March 20, 2012
Already being ravaged by pesticides  that are ignored by the USDA, a new study confirms that the bee population decline is also linked to corn insecticides that are among the most widely used in the world. The study sheds more light on the rampant downfall of the bee population through mass die-offs, also known as colony collapse disorder.
Used to coat corn seeds, the chemicals — known as neonicotinoid insecticides – are used to kill the insects by paralyzing their nerves. The makers claim that it has ‘lower toxicity’ for other animals. The study, entitled “Assessment of the Environmental Exposure of Honeybees to Particulate Matter Containing Neonicotinoid Insecticides Coming from Corn Coated Seeds,” was published  in the American Chemical Society’s Environmental Science & Technology journal. The researchers note that an increase in bee deaths began to be observed as soon as the insecticide was put into use.
The way in which bees are affected by this insecticide has to do with how the particles of the substance release into the air. The process involves pneumatic drilling machines, which suck in the seeds and subsequently spray and coat them with the insecticide before they are planted in the ground. As a result, particles of the insecticide are released into the air which then affect the honeybees. Even after examining how to potentially make the machines safer in any capacity to prevent the bee die-off, scientists said that all variations using the neonicotinoid insecticides still led to mass bee death.

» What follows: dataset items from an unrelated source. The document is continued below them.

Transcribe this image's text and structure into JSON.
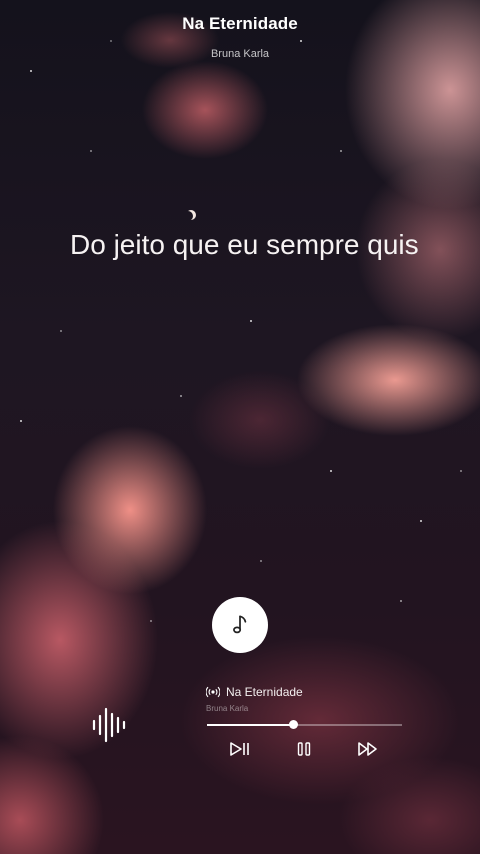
{
  "header": {
    "title": "Na Eternidade",
    "artist": "Bruna Karla"
  },
  "lyric": {
    "line": "Do jeito que eu sempre quis"
  },
  "player": {
    "note_icon": "music-note-icon",
    "wave_icon": "sound-wave-icon",
    "radio_icon": "radio-broadcast-icon",
    "title": "Na Eternidade",
    "artist": "Bruna Karla",
    "progress": 0.44,
    "controls": [
      "skip-to-start-icon",
      "pause-icon",
      "fast-forward-icon"
    ]
  },
  "colors": {
    "accent": "#ffffff",
    "cloud": "#e98f8a",
    "sky": "#1b1520"
  }
}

The integrity of the entire ecosystem is at risk if the honeybee population is not stabilized. Integral for the pollination of food crops, these insecticides are threatening the future of agriculture and global food sustainability. The researchers also mention that corn is increasingly being used as a form of renewable energy, and that real changes need to be made regarding the use of neonicotinoid insecticide before it is too late.
The researchers state:
“In view of the currently increasing crop production, and also of corn as a renewable energy source, the correct use of these insecticides within sustainable agriculture is a cause of concern.”